Should have specified I’m referring to the BT portion of the RM1xxJust roughly. But yes, it doesn’t even need to be 100% accurate.
Exactly like that
Better to use WiFi (or GSM) scanning for that as most phones aren’t actively advertising on Bluetooth LE.
Not only that but without some very complex filtering one person with modern Bluetooth headphones, wearables like FitBits or smart watches would be counted as 2 or 3 persons so your data would very inaccurate.
Anybody tried to program this module with something more sane than BASIC? According specs it looks like combo nRF51822 with SX1276 over SPI. There is SWD interface on module so you can flash your own code with mBED for example (C++). You will probably invalidate certification, tough, since you need to implement LoRaWAN stack on your own (there are some on mBED) but depends on your use case.
I just think … ’ why’ ?
Well, many drivers for various sensors have already implementation in C/C++ (in mbed, or arduino). Not reinventing wheel saves some time.
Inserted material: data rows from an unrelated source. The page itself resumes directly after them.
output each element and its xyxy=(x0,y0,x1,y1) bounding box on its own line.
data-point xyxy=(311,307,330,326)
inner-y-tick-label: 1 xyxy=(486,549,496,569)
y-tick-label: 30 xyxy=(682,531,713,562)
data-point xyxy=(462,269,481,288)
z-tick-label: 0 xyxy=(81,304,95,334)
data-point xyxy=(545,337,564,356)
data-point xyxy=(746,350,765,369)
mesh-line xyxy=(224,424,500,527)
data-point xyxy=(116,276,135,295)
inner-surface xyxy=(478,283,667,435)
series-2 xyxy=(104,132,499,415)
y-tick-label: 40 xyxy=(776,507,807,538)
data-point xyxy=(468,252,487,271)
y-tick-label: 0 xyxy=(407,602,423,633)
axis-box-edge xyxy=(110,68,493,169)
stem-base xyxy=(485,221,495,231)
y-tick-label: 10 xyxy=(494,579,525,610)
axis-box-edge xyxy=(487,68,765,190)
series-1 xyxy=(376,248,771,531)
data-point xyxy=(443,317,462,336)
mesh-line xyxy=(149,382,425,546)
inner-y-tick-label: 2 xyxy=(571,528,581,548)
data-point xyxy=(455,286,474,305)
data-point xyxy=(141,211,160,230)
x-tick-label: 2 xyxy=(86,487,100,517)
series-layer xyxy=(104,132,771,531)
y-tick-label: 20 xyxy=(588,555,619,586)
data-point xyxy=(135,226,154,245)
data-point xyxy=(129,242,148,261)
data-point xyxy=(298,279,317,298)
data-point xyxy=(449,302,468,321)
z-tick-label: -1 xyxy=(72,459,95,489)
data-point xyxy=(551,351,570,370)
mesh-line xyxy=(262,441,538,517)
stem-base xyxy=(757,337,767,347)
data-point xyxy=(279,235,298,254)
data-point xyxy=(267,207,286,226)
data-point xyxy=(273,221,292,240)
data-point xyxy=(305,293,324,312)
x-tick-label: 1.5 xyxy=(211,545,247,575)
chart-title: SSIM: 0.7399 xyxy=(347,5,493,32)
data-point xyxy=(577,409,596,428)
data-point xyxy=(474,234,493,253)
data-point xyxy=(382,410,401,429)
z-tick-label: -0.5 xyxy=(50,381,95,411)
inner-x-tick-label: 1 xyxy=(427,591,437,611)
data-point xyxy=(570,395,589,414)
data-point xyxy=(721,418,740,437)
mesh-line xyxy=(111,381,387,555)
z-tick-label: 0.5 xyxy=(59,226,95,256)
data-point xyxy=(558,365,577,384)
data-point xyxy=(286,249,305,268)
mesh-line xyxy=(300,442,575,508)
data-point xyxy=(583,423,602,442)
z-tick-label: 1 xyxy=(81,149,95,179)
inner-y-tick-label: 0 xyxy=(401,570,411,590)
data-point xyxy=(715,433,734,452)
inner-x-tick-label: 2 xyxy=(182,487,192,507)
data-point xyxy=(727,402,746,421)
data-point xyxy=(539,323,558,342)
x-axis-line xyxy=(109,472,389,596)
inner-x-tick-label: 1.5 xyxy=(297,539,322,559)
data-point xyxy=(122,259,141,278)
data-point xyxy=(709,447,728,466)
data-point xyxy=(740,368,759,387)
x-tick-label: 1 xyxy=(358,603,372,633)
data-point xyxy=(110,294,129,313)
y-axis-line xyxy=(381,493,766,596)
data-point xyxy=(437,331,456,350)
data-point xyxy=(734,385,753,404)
true … but ’ you will invalidate certification’ , the same for the semtech rn2483 btw.
I think you will see some (basic) libraries converted in the near future.
I think “not reinventing the wheel” goes both ways, if you use smartBASIC you’ll need new code for your sensors but all the communication inc LoRa BLE and peripherals, low power modes and certification is done for you.
If you go the other way maybe - e.g. if not timing critical - you can reuse your sensor code but you’ll have to setup your peripherals, handle your LoRa stack (I’m not sure even the mbed version is a direct drop in), do power management, BLE and of course lose the certification.
It all depends on what your sensor code does and also what you need from the module. Maybe you don’t need low power modes and/or BLE and that certainly makes it a bit simpler.
I’ve been tempted to “roll my own” stack mainly because smartBASIC doesn’t support everything the nRF51 can (please Laird support low power comparators!) but decided to keep my sanity instead and go with smartBASIC. Once you get past the “but it’s BASIC!” shock I find it much faster to develop at least for relatively simple nodes.